Chronique d’une rencontre avec Amélie Nothomb

Le 28 janvier dernier, c’est devant une salle comble qu’Amélie Nothomb a partagé ses « chemins de l’écriture » avec le public fribourgeois, convié pour l’occasion par l’Alliance française et la Bibliothèque de la Ville de Fribourg. Les nombreux auditeurs ont été charmés, tant par l’accessibilité du personnage, que par sa vivacité, son humour… et sa patience lors de la séance de dédicaces! La conférence, amorcée sous l’angle d’un dialogue avec ses lecteurs, a été l’occasion pour Madame Nothomb d’évoquer ses débuts en tant qu’écrivain, ses rituels d’écriture, sa relation au Japon, ses liens avec son éditeur Albin Michel, ou encore ses sources d’inspiration. En voici quelques éléments.

Amélie Nothomb lors de la séance de dédicaces à la Bibliothèque de la Ville de Fribourg.

« Chez les Nothomb, l’écriture est une religion… »

Et les écrivains (presque) des Dieux. Faire partie de ce panthéon semblait tout-à-faire improbable à Amélie Nothomb, et cela depuis sa tendre enfance! Pourtant, et suite à la lecture des Lettres à un jeune poète de Rilke, l’écriture s’est très vite avérée être un besoin vital pour la jeune femme. Totalement persuadée que ses écrits étaient dénués de valeur, c’est dans le plus grand secret qu’elle a commencé à écrire des romans.

« Le Japon est un amour impossible, et c’est sans doute pour cela que c’est mon plus grand amour. »

Sa seule ambition de jeunesse? « Devenir japonaise », et y retrouver son enfance perdue. C’est ainsi que, âgée d’une vingtaine d’année, elle s’achète un aller simple pour ce pays tant adoré. Or, il est quasi impossible pour une Européenne que d’obtenir la nationalité nippone. Exténuée par le travail de « dame-pipi » qu’elle y exerce – ce sera pourtant une expérience fondatrice -, elle revient en Belgique, résignée et découragée.

C’est là, qu’elle décide de tenter sa chance auprès d’éditeurs français avec un manuscrit, « Hygiène de l’assassin », refusé d’abord par Gallimard, puis accepté par Albin Michel. Accueilli élogieusement par la critique, ce premier roman paru en 1992 ne permet pas tout de suite à Madame Nothomb d’être reconnue comme une écrivain à part entière. Dans l’élitisme du Paris littéraire, beaucoup jugent impossible qu’une telle œuvre soit le fait d’une si jeune demoiselle, belge de surcroît.

« J’écris entièrement dans ma tête avant d’écrire sur le papier. »

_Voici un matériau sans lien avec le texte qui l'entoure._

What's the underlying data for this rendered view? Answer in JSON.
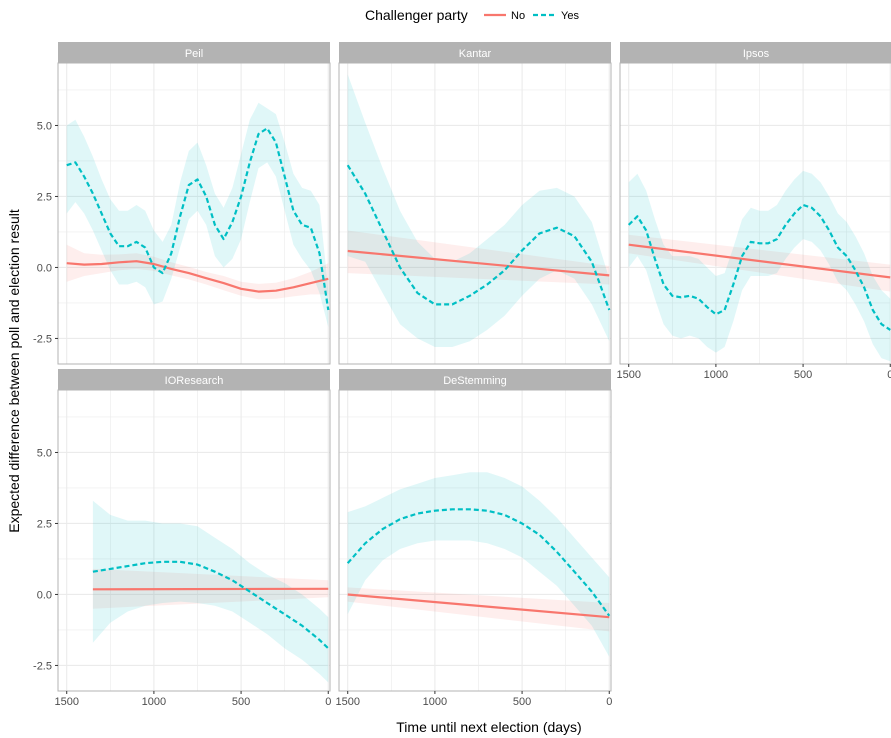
{
  "chart_data": {
    "type": "line",
    "xlabel": "Time until next election (days)",
    "ylabel": "Expected difference between poll and election result",
    "xlim": [
      1550,
      -10
    ],
    "x_reversed": true,
    "ylim": [
      -3.4,
      7.2
    ],
    "x_ticks": [
      1500,
      1000,
      500,
      0
    ],
    "y_ticks": [
      -2.5,
      0.0,
      2.5,
      5.0
    ],
    "y_tick_labels": [
      "-2.5",
      "0.0",
      "2.5",
      "5.0"
    ],
    "grid": true,
    "legend": {
      "title": "Challenger party",
      "placement": "top",
      "entries": [
        {
          "label": "No",
          "color": "#F8766D",
          "dash": "solid"
        },
        {
          "label": "Yes",
          "color": "#00BFC4",
          "dash": "dashed"
        }
      ]
    },
    "colors": {
      "No": "#F8766D",
      "Yes": "#00BFC4",
      "strip_bg": "#b3b3b3",
      "grid": "#ebebeb",
      "panel_border": "#b3b3b3"
    },
    "panels": [
      {
        "name": "Peil",
        "series": [
          {
            "group": "No",
            "x": [
              1500,
              1400,
              1300,
              1200,
              1100,
              1000,
              900,
              800,
              700,
              600,
              500,
              400,
              300,
              200,
              100,
              0
            ],
            "y": [
              0.15,
              0.1,
              0.12,
              0.18,
              0.22,
              0.12,
              -0.05,
              -0.2,
              -0.38,
              -0.55,
              -0.75,
              -0.85,
              -0.82,
              -0.7,
              -0.55,
              -0.4
            ],
            "lower": [
              -0.5,
              -0.3,
              -0.2,
              -0.1,
              -0.05,
              -0.12,
              -0.28,
              -0.42,
              -0.6,
              -0.8,
              -1.0,
              -1.12,
              -1.1,
              -1.02,
              -0.95,
              -0.95
            ],
            "upper": [
              0.8,
              0.5,
              0.45,
              0.46,
              0.5,
              0.38,
              0.18,
              0.02,
              -0.16,
              -0.3,
              -0.5,
              -0.58,
              -0.54,
              -0.38,
              -0.15,
              0.15
            ]
          },
          {
            "group": "Yes",
            "x": [
              1500,
              1450,
              1400,
              1350,
              1300,
              1250,
              1200,
              1150,
              1100,
              1050,
              1000,
              950,
              900,
              850,
              800,
              750,
              700,
              650,
              600,
              550,
              500,
              450,
              400,
              350,
              300,
              250,
              200,
              150,
              100,
              50,
              0
            ],
            "y": [
              3.6,
              3.7,
              3.2,
              2.6,
              1.9,
              1.2,
              0.75,
              0.75,
              0.9,
              0.7,
              0.0,
              -0.2,
              0.5,
              1.8,
              2.9,
              3.1,
              2.5,
              1.5,
              1.0,
              1.6,
              2.5,
              3.7,
              4.7,
              4.9,
              4.4,
              3.2,
              2.0,
              1.5,
              1.4,
              0.5,
              -1.5
            ],
            "lower": [
              1.9,
              2.3,
              1.9,
              1.3,
              0.6,
              -0.1,
              -0.6,
              -0.6,
              -0.5,
              -0.7,
              -1.3,
              -1.2,
              -0.4,
              0.7,
              1.7,
              2.0,
              1.5,
              0.4,
              0.0,
              0.3,
              1.0,
              2.3,
              3.5,
              3.7,
              3.2,
              2.0,
              0.8,
              0.3,
              -0.1,
              -0.9,
              -2.1
            ],
            "upper": [
              5.0,
              5.2,
              4.6,
              3.9,
              3.1,
              2.4,
              2.0,
              2.0,
              2.2,
              2.0,
              1.3,
              0.9,
              1.5,
              3.0,
              4.1,
              4.4,
              3.6,
              2.6,
              2.1,
              2.8,
              4.0,
              5.2,
              5.8,
              5.6,
              5.4,
              4.4,
              3.3,
              2.8,
              2.7,
              2.2,
              -0.8
            ]
          }
        ]
      },
      {
        "name": "Kantar",
        "series": [
          {
            "group": "No",
            "x": [
              1500,
              0
            ],
            "y": [
              0.58,
              -0.28
            ],
            "lower": [
              -0.2,
              -0.6
            ],
            "upper": [
              1.3,
              0.05
            ]
          },
          {
            "group": "Yes",
            "x": [
              1500,
              1400,
              1300,
              1200,
              1100,
              1000,
              900,
              800,
              700,
              600,
              500,
              400,
              300,
              200,
              100,
              0
            ],
            "y": [
              3.6,
              2.6,
              1.3,
              0.0,
              -0.9,
              -1.3,
              -1.3,
              -1.0,
              -0.6,
              -0.1,
              0.6,
              1.2,
              1.4,
              1.1,
              0.2,
              -1.5
            ],
            "lower": [
              0.4,
              0.2,
              -0.9,
              -2.0,
              -2.5,
              -2.8,
              -2.8,
              -2.6,
              -2.2,
              -1.7,
              -1.0,
              -0.4,
              -0.1,
              -0.4,
              -1.3,
              -2.6
            ],
            "upper": [
              6.8,
              5.1,
              3.5,
              2.0,
              0.9,
              0.3,
              0.2,
              0.5,
              1.0,
              1.5,
              2.2,
              2.7,
              2.8,
              2.5,
              1.6,
              -0.4
            ]
          }
        ]
      },
      {
        "name": "Ipsos",
        "series": [
          {
            "group": "No",
            "x": [
              1500,
              0
            ],
            "y": [
              0.8,
              -0.35
            ],
            "lower": [
              0.5,
              -0.85
            ],
            "upper": [
              1.15,
              0.1
            ]
          },
          {
            "group": "Yes",
            "x": [
              1500,
              1450,
              1400,
              1350,
              1300,
              1250,
              1200,
              1150,
              1100,
              1050,
              1000,
              950,
              900,
              850,
              800,
              750,
              700,
              650,
              600,
              550,
              500,
              450,
              400,
              350,
              300,
              250,
              200,
              150,
              100,
              50,
              0
            ],
            "y": [
              1.5,
              1.8,
              1.3,
              0.3,
              -0.6,
              -1.0,
              -1.05,
              -1.0,
              -1.1,
              -1.4,
              -1.65,
              -1.5,
              -0.6,
              0.4,
              0.9,
              0.85,
              0.85,
              1.0,
              1.5,
              1.9,
              2.2,
              2.1,
              1.8,
              1.3,
              0.7,
              0.4,
              -0.1,
              -0.7,
              -1.5,
              -2.0,
              -2.2
            ],
            "lower": [
              0.0,
              0.4,
              -0.1,
              -1.1,
              -2.0,
              -2.4,
              -2.5,
              -2.4,
              -2.5,
              -2.8,
              -3.0,
              -2.8,
              -1.9,
              -0.8,
              -0.3,
              -0.3,
              -0.3,
              -0.2,
              0.3,
              0.7,
              1.0,
              0.9,
              0.6,
              0.1,
              -0.5,
              -0.8,
              -1.3,
              -1.9,
              -2.7,
              -3.2,
              -3.3
            ],
            "upper": [
              3.0,
              3.3,
              2.7,
              1.7,
              0.8,
              0.4,
              0.4,
              0.4,
              0.3,
              0.0,
              -0.3,
              -0.2,
              0.7,
              1.7,
              2.1,
              2.0,
              2.0,
              2.2,
              2.7,
              3.1,
              3.4,
              3.3,
              3.0,
              2.5,
              1.9,
              1.6,
              1.1,
              0.5,
              -0.3,
              -0.8,
              -1.1
            ]
          }
        ]
      },
      {
        "name": "IOResearch",
        "series": [
          {
            "group": "No",
            "x": [
              1350,
              0
            ],
            "y": [
              0.18,
              0.2
            ],
            "lower": [
              -0.5,
              -0.1
            ],
            "upper": [
              0.9,
              0.5
            ]
          },
          {
            "group": "Yes",
            "x": [
              1350,
              1250,
              1150,
              1050,
              950,
              850,
              750,
              650,
              550,
              450,
              350,
              250,
              150,
              50,
              0
            ],
            "y": [
              0.8,
              0.9,
              1.0,
              1.1,
              1.15,
              1.15,
              1.05,
              0.8,
              0.5,
              0.1,
              -0.3,
              -0.7,
              -1.1,
              -1.6,
              -1.9
            ],
            "lower": [
              -1.7,
              -1.0,
              -0.6,
              -0.4,
              -0.3,
              -0.25,
              -0.3,
              -0.4,
              -0.6,
              -1.0,
              -1.4,
              -1.9,
              -2.3,
              -2.8,
              -3.1
            ],
            "upper": [
              3.3,
              2.8,
              2.6,
              2.6,
              2.5,
              2.5,
              2.4,
              2.0,
              1.6,
              1.1,
              0.7,
              0.4,
              0.0,
              -0.5,
              -0.8
            ]
          }
        ]
      },
      {
        "name": "DeStemming",
        "series": [
          {
            "group": "No",
            "x": [
              1500,
              0
            ],
            "y": [
              0.0,
              -0.8
            ],
            "lower": [
              -0.25,
              -1.3
            ],
            "upper": [
              0.25,
              -0.3
            ]
          },
          {
            "group": "Yes",
            "x": [
              1500,
              1400,
              1300,
              1200,
              1100,
              1000,
              900,
              800,
              700,
              600,
              500,
              400,
              300,
              200,
              100,
              0
            ],
            "y": [
              1.1,
              1.8,
              2.3,
              2.65,
              2.85,
              2.95,
              3.0,
              3.0,
              2.95,
              2.8,
              2.5,
              2.1,
              1.5,
              0.8,
              0.1,
              -0.75
            ],
            "lower": [
              -0.7,
              0.5,
              1.2,
              1.6,
              1.8,
              1.9,
              1.9,
              1.9,
              1.8,
              1.6,
              1.3,
              0.8,
              0.3,
              -0.4,
              -1.1,
              -2.2
            ],
            "upper": [
              2.9,
              3.1,
              3.4,
              3.7,
              3.9,
              4.1,
              4.2,
              4.3,
              4.3,
              4.1,
              3.8,
              3.3,
              2.7,
              2.0,
              1.3,
              0.6
            ]
          }
        ]
      }
    ]
  }
}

L’écriture est une frénésie, un besoin vital. Chaque matin, sans exception, elle écrit de 4h à 8h, après avoir bu 1/2 litre de thé – ce qui la met dans un « état de conscience particulier »-, et emmitouflée dans un « pyjama anti-nucléaire japonais » . Alors que seuls 24 romans ont jusqu’alors été publiés, ce sont 81 manuscrits auxquels elle a donné naissance. « Je ne m’arrête jamais », confie-t-elle, « je ne passe jamais 24h sans écrire ». « Ne plus écrire? ce serait juste abominable ». En une année, elle écrit entre trois et quatre manuscrits puis, toujours à la même période, à la fin de l’hiver, elle se demande si l’un de ses textes mérite d’être publié. Le principal critère de ce choix est que le texte doit lui donner l’impression de s’adresser à quelqu’un d’autre qu’à elle-même.

« Écrire des romans est une façon incroyable de devenir quelqu’un d’autre. »

Quant à ses inspirations, elles sont multiples: Henry de Montherlant, Balzac, Stendhal, le Don Quichotte de Cervantès ou encore La Princesse de Clèves de Madame de Lafayette. Ce sont toujours des livres « atroces » qui lui ont permis d’avancer. L’essentiel pour elle: la beauté intarissable qui se dégage de ces œuvres littéraires.

Merci, Madame Nothomb, pour cet agréable moment en votre compagnie!